In context: In its war for content with Valve, the Epic Store continues to snipe exclusives (both timed and otherwise) from Steam. Tim Sweeney has insisted this will continue until Valve lowers its commission rate to competitive levels, but Valve seems resistant to give up its cash cow.
Ubisoft's choice to release the latest Ghost Recon game exclusively through the Epic Store and U-Play is not that shocking. It recently announced it would be switching The Division 2 and Anno 1800 from Steam to Epic, but would still honor pre-orders that were placed through the Valve storefront.
"There is a growing number of distribution platforms fighting for great content," said Ubisoft CEO Yves Guillemot regarding the move. "With this deal, we saw an opportunity to increase player's exposure to our own store, while at the same time supporting a partner that greatly values our games and provides materially better terms."
Epic's 12-percent commission has proven far more attractive than Valve's 30-percent cut for obvious reasons.

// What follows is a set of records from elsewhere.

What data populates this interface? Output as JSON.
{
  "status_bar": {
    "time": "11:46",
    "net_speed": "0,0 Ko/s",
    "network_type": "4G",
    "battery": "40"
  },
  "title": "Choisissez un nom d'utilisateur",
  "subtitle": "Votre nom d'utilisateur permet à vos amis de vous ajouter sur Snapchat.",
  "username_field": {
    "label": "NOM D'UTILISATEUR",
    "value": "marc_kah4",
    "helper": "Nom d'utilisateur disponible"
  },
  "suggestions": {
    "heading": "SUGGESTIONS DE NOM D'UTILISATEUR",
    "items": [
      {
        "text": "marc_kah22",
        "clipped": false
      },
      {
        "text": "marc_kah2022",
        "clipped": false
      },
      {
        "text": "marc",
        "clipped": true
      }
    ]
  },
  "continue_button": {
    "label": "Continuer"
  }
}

However, smaller developers are also enjoying Epic's help with "marketing commitments, development funding, and revenue guarantees."

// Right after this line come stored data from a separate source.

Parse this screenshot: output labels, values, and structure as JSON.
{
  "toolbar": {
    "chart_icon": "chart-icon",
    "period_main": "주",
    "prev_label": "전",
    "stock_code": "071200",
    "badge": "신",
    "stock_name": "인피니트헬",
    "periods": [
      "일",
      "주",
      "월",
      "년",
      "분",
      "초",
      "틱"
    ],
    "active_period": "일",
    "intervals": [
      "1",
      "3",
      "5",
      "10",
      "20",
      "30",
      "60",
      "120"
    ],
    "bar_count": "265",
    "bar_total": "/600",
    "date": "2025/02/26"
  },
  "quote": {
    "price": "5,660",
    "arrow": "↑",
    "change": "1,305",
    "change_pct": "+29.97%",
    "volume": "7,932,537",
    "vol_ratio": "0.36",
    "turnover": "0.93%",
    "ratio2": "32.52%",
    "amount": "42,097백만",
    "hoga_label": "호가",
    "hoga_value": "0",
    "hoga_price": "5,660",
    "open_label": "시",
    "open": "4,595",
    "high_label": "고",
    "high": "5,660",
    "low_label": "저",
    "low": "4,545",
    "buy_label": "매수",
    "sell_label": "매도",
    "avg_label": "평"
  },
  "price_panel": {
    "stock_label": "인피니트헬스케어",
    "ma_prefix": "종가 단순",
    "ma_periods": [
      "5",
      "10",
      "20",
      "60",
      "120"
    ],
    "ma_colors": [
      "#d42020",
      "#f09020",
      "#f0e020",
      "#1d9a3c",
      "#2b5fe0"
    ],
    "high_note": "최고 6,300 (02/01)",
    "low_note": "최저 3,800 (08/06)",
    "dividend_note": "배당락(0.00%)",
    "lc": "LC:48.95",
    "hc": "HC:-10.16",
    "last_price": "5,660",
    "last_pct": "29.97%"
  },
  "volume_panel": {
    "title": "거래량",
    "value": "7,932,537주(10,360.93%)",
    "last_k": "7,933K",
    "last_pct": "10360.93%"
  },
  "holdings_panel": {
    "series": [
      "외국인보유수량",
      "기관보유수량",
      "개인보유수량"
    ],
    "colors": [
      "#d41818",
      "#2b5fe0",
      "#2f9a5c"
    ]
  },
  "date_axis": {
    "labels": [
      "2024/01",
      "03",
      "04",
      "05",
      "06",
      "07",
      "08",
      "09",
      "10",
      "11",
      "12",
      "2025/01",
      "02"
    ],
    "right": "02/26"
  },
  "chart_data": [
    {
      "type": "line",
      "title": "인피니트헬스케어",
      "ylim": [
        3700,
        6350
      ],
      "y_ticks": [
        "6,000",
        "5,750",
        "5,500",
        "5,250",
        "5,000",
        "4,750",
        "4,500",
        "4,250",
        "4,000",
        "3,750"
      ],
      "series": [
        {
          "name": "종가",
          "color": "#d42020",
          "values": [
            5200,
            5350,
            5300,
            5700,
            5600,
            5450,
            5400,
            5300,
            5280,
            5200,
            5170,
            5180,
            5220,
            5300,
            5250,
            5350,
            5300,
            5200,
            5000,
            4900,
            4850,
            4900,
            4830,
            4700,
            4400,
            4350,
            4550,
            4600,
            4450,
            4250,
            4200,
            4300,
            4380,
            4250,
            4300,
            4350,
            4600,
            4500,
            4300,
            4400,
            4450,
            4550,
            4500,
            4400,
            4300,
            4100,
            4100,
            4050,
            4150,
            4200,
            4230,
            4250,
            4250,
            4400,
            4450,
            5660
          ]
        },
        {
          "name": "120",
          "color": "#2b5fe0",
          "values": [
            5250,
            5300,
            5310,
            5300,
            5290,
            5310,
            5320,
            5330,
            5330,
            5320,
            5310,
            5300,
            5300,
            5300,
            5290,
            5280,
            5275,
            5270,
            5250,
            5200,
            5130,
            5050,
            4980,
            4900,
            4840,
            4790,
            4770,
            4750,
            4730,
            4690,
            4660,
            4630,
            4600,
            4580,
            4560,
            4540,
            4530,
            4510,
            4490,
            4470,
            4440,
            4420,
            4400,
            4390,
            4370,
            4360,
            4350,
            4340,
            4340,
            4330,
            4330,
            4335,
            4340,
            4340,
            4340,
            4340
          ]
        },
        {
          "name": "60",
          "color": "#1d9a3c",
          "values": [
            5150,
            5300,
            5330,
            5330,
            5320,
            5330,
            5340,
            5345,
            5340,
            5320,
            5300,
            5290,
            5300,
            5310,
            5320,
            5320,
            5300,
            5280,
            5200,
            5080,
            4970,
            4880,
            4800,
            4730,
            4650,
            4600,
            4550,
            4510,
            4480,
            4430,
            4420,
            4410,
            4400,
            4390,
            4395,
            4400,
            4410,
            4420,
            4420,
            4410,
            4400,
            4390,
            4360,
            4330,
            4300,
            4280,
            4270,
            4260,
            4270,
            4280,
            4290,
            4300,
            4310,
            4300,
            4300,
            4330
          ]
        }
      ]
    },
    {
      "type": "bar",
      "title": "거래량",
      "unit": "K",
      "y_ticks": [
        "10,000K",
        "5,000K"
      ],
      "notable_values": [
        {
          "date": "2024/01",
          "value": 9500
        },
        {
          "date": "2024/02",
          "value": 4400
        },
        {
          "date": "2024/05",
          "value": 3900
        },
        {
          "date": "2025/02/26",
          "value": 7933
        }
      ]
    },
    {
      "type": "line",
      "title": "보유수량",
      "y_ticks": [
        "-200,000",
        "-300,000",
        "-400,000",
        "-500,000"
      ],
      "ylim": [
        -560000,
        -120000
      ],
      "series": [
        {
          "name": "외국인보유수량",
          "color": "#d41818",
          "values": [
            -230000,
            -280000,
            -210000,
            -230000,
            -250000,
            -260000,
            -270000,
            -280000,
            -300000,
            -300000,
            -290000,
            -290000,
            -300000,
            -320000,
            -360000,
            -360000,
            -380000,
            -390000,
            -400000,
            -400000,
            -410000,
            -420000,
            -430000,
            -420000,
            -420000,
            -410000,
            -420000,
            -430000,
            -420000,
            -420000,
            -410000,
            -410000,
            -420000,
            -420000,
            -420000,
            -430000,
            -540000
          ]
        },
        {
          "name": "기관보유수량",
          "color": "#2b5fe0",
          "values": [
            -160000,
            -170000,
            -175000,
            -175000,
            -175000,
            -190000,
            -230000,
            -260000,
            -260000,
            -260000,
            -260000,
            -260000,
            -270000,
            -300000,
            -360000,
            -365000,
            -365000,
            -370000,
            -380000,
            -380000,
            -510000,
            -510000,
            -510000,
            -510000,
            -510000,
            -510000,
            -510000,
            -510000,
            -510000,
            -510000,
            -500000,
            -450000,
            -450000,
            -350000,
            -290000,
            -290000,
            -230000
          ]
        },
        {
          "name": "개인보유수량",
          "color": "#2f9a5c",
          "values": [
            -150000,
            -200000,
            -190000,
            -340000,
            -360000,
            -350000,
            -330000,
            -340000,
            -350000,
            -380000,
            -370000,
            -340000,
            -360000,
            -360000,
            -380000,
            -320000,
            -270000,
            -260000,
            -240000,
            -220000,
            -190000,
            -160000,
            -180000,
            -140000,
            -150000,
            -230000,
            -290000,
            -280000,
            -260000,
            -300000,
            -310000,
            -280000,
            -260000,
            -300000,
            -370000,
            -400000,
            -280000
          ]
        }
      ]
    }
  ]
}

Outer Wilds developer Mobius Digital said in an update, "[We welcome] helpful partnerships with Annapurna Interactive, Xbox, and Epic to support us and keep our small studio running long enough to ship the game at the level of quality that it is today."
The Epic/Valve feud shows no signs of stopping at this point. Last month, Epic CEO Tim Sweeney tweeted that he would stop buying exclusives when the cut from the Steam Store was lowered to 12 percent. Valve seems defiant to that challenge, but we'll see how it goes as Epic continues gathering exclusivity deals.
If Valve is forced to compete with Epic and reduces its commissions by more than 50 percent, it might actually have to go back to making games and finally give fans Half-Life 3.